北海道へ来れば、あちこちの岬まで足を延ばしたくなる。

しかし、岬までの道のりはそう簡単ではない。


支笏湖を後にして、苫小牧から様似の駅まで輪行してきた。

広大な北海道を限られた時間で巡るには、輪行をうまく使うしかない。

キャンピングでの輪行はとっても大変だ。

一度に移動できないから、輪行袋とバッグを別々に運ぶ。

改札を通る時も、ホームへ移動するときも、列車に乗る時も二度手間になる。

分解、組み立ても時間がかかる。

サイドバッグ、シュラフをセットするまで30分以上かかる。

準備を整え、一路襟裳岬を目指す。

ここへ来れば当然「襟裳岬」の歌詞を口ずさむ。

北の街ではもう 悲しみを暖炉で
燃やしはじめてるらしい
理由のわからないことで 悩んでいるうち
老いぼれてしまうから
黙りとおした 歳月を
ひろい集めて 暖めあおう
襟裳の春は 何もない春です

この歌詞はどういう意味なのだろう? 何もない春とはどういうことなのだろう?

そんなことを考えながら襟裳岬を目指すが、答えはさっぱりでてこなかった。
 

襟裳岬まで約37km。ようやくたどり着いた。

しかし、海上はモヤがかかっていて、真っ白で視界がほとんどない。

そして、観光地にもかかわらず人影がまったくない。


真夏なのに肌寒く、ウィンドブレーカーを着る。

寂しいところだと感じた。そして、また森進一の歌を口ずさんだ。

襟裳岬は、何もないというより、何も見えない、誰もいない、という印象であった。
 

黄金道路を行く。

あまりに建設費がかかったものだから黄金道路と呼ばれるらしい。

確かに、すごい所に道路を作ったものだ。

海風吹きさらし、台風でもくれば道路は大きな被害だろう。

維持管理するだけでも大変な道路だ。

まだまだ未舗装の部分が多く、黄金道路を走り抜けるまではかなり時間がかかった。

ようやく広尾駅に到着。再びここから帯広へ向けて輪行だ。

当時の国鉄広尾線は「愛の国から幸福へ」ということで、愛国駅〜幸福駅の切符が大ブームになった。

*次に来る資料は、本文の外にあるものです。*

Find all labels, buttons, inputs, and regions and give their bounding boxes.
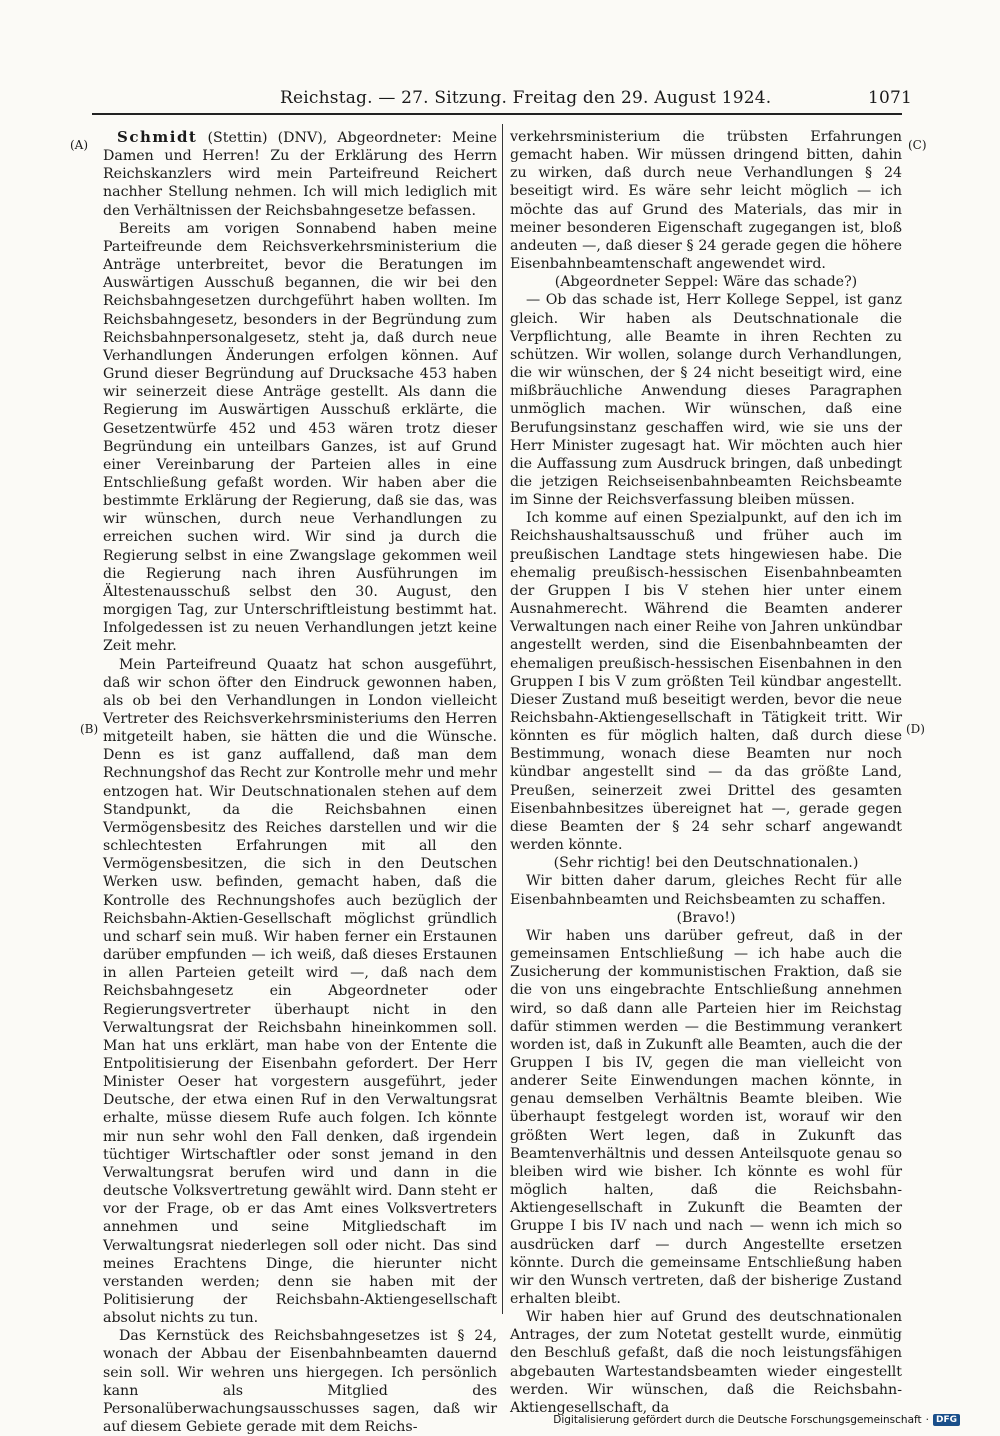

当然、幸福駅に停車すると、乗客はホームに降りて記念撮影が始まる。

列車もサービスでしばらく停車してくれる。

多くの若者がこの路線に乗るためだけにここへやってきた。

今から思えば、何でこれほどのブームになったのか不思議で仕方がない。

しかし、楽しく、いい時代だったことは間違いない。